Полная версия
Белая Согра
– Дак у нас тут одна Манефа, тёть Толь. Манефа Феофанна.
– Манефа Феофанна! – фыркает брат и начинает ржать. Жу смотрит на него скептически. Хочется сказать ему, что он дурак, но Жу держится. При чужих с братом разговаривать не стоит. При своих, впрочем, тоже.
– Манефа – это кто? – спрашивает Жу.
– Манефа Феофанна, живёт, да, – говорит старуха. – За рецкой. На горушке.
– Но, – согласно кивает Ленка, тянет так странно, не то «но», не то «ну». Но слышно всё-таки «но». – За речкой, на горе, как пойдёшь. А тебе чего к ей?
– Так я…
– Из города он, говорит, – перебивает Жу старуха. Как будто это что-то может Ленке объяснить.
– Из города-то просто так не поедут, вот я и спрашиваю, чего надо, можот, я могу?
– Дак к тебе ж ездят. И из города, и всяко.
– Но, ездят, – соглашается Ленка, и в голосе её слышится не то гордость, не то ревность. – Так а у Манефы чего?
– Да я же просто, мне сказали… – бормочет Жу, чувствуя, что начинает путаться. В голове совсем шумит от скорострельной Ленкиной речи и чудного их говора. Брат не вмешивается. Жу начинает злиться. Лучше бы вмешался, а то всегда так. Толку с тебя.
– А то смотри, если надо чего, урок там снять или пошептать, на хлеб ли, на воду, на молоко – это можно и ко мне, я всё делаю, – тараторит тем временем Ленка, и Жу не успевает даже сообразить – какой урок? Кому чего снять? – А сама-от сглазить не могу, это не проси, вон, у меня глаз, вишь! – зелёный, а глазливый у кого чёрные, чёрные глаза, знашь? – Она тычет себе в глаза и ширит их, оттягивая веко, позволяя Жу убедиться, что глаза не чёрные. Правда, и не зелёные, а так, непонятно какие. Но не чёрные – точно.
Нет, бежать, бежать отсюда!
– Дак можот ему не от призору, Лен? – говорит старуха.
– Не от призору? – удивляется Ленка. – А чего тогда?
– Я не знай. Но Манефа-то знаюшша, Люська передала ей, говорят.
– Люська не ей, Люська мне передала! – говорит Ленка, и видно, что её это задело.
– Цего-то тебе, а цего-то ей, – гнёт своё бабка.
– Да чего ей? Я же говорю: она не взяла, не взяла она, все знают, что не взяла!
– Знаете, я пойду, – говорит Жу и пятится к двери. – Мне надо найти Манефу, вы извините, я случайно…

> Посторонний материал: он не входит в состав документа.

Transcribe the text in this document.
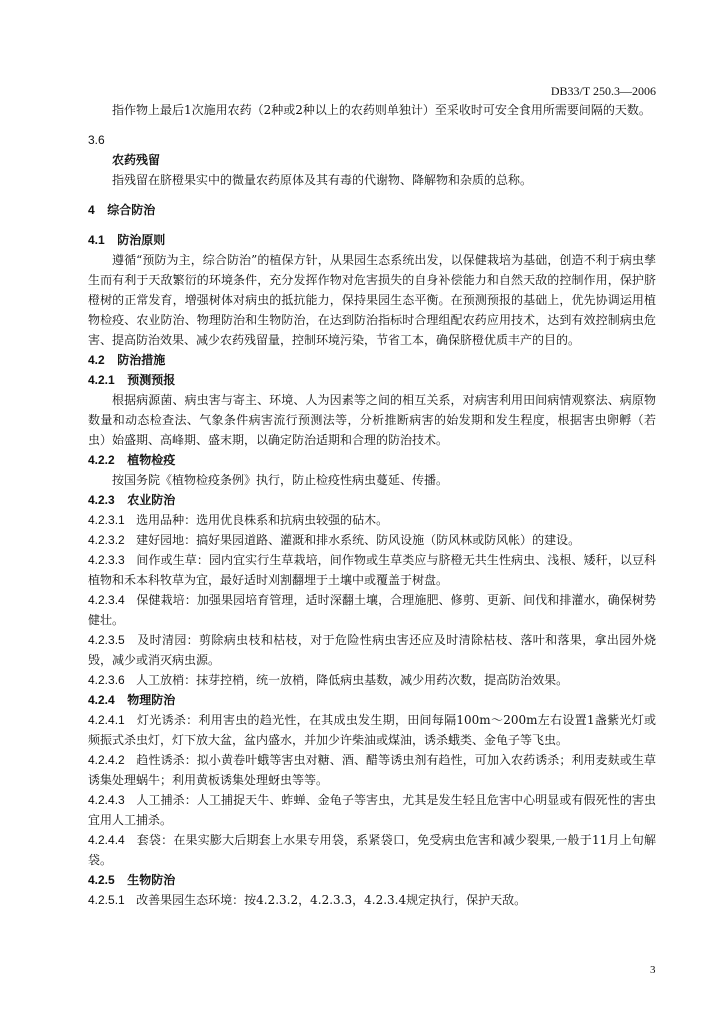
DB33/T 250.3—2006

指作物上最后1次施用农药（2种或2种以上的农药则单独计）至采收时可安全食用所需要间隔的天数。

3.6

农药残留

指残留在脐橙果实中的微量农药原体及其有毒的代谢物、降解物和杂质的总称。

4 综合防治

4.1 防治原则

遵循“预防为主，综合防治”的植保方针，从果园生态系统出发，以保健栽培为基础，创造不利于病虫孳生而有利于天敌繁衍的环境条件，充分发挥作物对危害损失的自身补偿能力和自然天敌的控制作用，保护脐橙树的正常发育，增强树体对病虫的抵抗能力，保持果园生态平衡。在预测预报的基础上，优先协调运用植物检疫、农业防治、物理防治和生物防治，在达到防治指标时合理组配农药应用技术，达到有效控制病虫危害、提高防治效果、减少农药残留量，控制环境污染，节省工本，确保脐橙优质丰产的目的。

4.2 防治措施

4.2.1 预测预报

根据病源菌、病虫害与寄主、环境、人为因素等之间的相互关系，对病害利用田间病情观察法、病原物数量和动态检查法、气象条件病害流行预测法等，分析推断病害的始发期和发生程度，根据害虫卵孵（若虫）始盛期、高峰期、盛末期，以确定防治适期和合理的防治技术。

4.2.2 植物检疫

按国务院《植物检疫条例》执行，防止检疫性病虫蔓延、传播。

4.2.3 农业防治

4.2.3.1 选用品种：选用优良株系和抗病虫较强的砧木。

4.2.3.2 建好园地：搞好果园道路、灌溉和排水系统、防风设施（防风林或防风帐）的建设。

4.2.3.3 间作或生草：园内宜实行生草栽培，间作物或生草类应与脐橙无共生性病虫、浅根、矮秆，以豆科植物和禾本科牧草为宜，最好适时刈割翻埋于土壤中或覆盖于树盘。

4.2.3.4 保健栽培：加强果园培育管理，适时深翻土壤，合理施肥、修剪、更新、间伐和排灌水，确保树势健壮。

4.2.3.5 及时清园：剪除病虫枝和枯枝，对于危险性病虫害还应及时清除枯枝、落叶和落果，拿出园外烧毁，减少或消灭病虫源。

4.2.3.6 人工放梢：抹芽控梢，统一放梢，降低病虫基数，减少用药次数，提高防治效果。

4.2.4 物理防治

4.2.4.1 灯光诱杀：利用害虫的趋光性，在其成虫发生期，田间每隔100m～200m左右设置1盏紫光灯或频振式杀虫灯，灯下放大盆，盆内盛水，并加少许柴油或煤油，诱杀蛾类、金龟子等飞虫。

4.2.4.2 趋性诱杀：拟小黄卷叶蛾等害虫对糖、酒、醋等诱虫剂有趋性，可加入农药诱杀；利用麦麸或生草诱集处理蜗牛；利用黄板诱集处理蚜虫等等。

4.2.4.3 人工捕杀：人工捕捉天牛、蚱蝉、金龟子等害虫，尤其是发生轻且危害中心明显或有假死性的害虫宜用人工捕杀。

4.2.4.4 套袋：在果实膨大后期套上水果专用袋，系紧袋口，免受病虫危害和减少裂果,一般于11月上旬解袋。

4.2.5 生物防治

4.2.5.1 改善果园生态环境：按4.2.3.2，4.2.3.3，4.2.3.4规定执行，保护天敌。

3
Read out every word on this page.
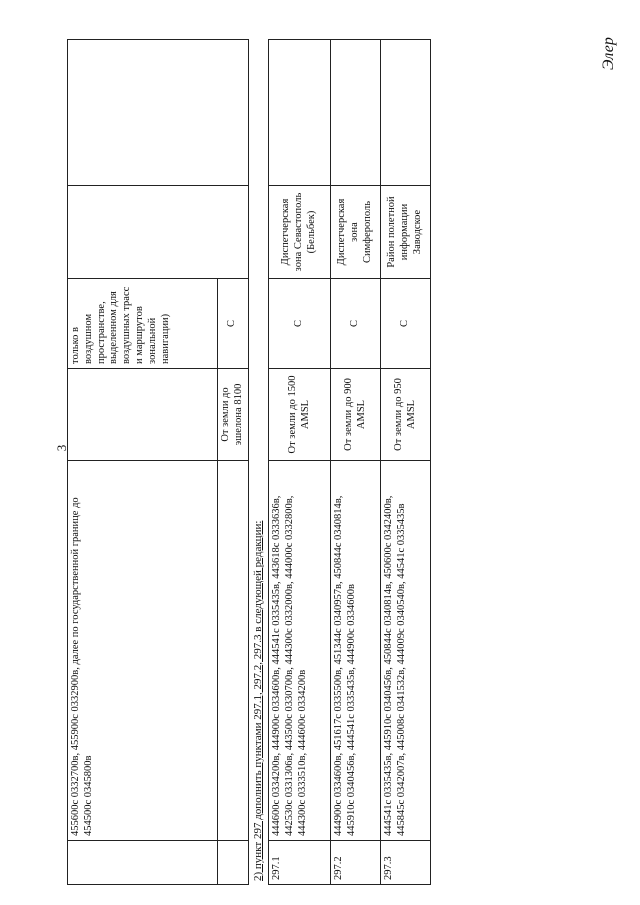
3
Элер
	455600с 0332700в, 455900с 0332900в, далее по государственной границе до 454500с 0345800в		только в воздушном пространстве, выделенном для воздушных трасс и маршрутов зональной навигации)		
		От земли до эшелона 8100	С		
2) пункт 297 дополнить пунктами 297.1, 297.2, 297.3 в следующей редакции: 297.1	444600с 0334200в, 444900с 0334600в, 444541с 0335435в, 443618с 0333636в, 442530с 0331306в, 443500с 0330700в, 444300с 0332000в, 444000с 0332800в, 444300с 0333510в, 444600с 0334200в	От земли до 1500 AMSL	С	Диспетчерская зона Севастополь (Бельбек)	
297.2	444900с 0334600в, 451617с 0335500в, 451344с 0340957в, 450844с 0340814в, 445910с 0340456в, 444541с 0335435в, 444900с 0334600в	От земли до 900 AMSL	С	Диспетчерская зона Симферополь	
297.3	444541с 0335435в, 445910с 0340456в, 450844с 0340814в, 450600с 0342400в, 445845с 0342007в, 445008с 0341532в, 444009с 0340540в, 44541с 0335435в	От земли до 950 AMSL	С	Район полетной информации Заводское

– А, дак пропало, можот, цего? – вдруг осеняет Ленку. – Пропало – это да, это к ей.
– Цего? – переспрашивает старуха, не расслышав.
– Травина, говорю, у тёти Маруси есь! – кричит Ленка. – Мы сами у ей брали! У нас потерялси – помнишь, тёть Толь? – потерялси этот… Как его… самовар не самовар… Бочечка така, тушёнку делать.
– А, – тянет старуха. – Но.
– Скотина-то когда была, тушёнку сами делали, – говорит Ленка, оборачиваясь к Жу. – Бочечка была така, там включишь тен, и банки ставили с мясом. Поставишь часа на два, и тушёнка мясная получится у тя своя, в стеклянных банках. В обшем, дали мы людям. А потом эту женщину я встретила, говорю: «А где, интересно, самовар-то? Неси самовар-от, давно унесла ведь». А она говорит: «А кто-то унёс, нету его». Вот я и пошла к тёть Марусе. К Манефе Феофанне. Пришла и сказала, что вот, у меня уташили. Она говорит: «Хорошо. Сделаем». И она мне дала травину: «Положи там, где была эта бочечка». Я говорю: «Я туда не положу, там обший колидор, вдруг кто-нибудь уташит, я потом… мне с тобой как рассчитываться-то?» Я положила, где мы в сарае раньше хранили эту вот… И обратно нам принесли! Принесли, вернули! Принесли, принесли, – твердит Ленка, как будто боится, что Жу не поверит. А Жу и не знает, верить или не верить, потому что не понимает ничего – какая бочечка, что и куда принесли…
Но спрашивает не это. Спрашивает почему-то другое, что меньше всего волнует в этот момент:
– Что за травина?
– Ворачивает, да, – кивает головой бабка, не слыша Жу. – Ворачивает усё, что украли.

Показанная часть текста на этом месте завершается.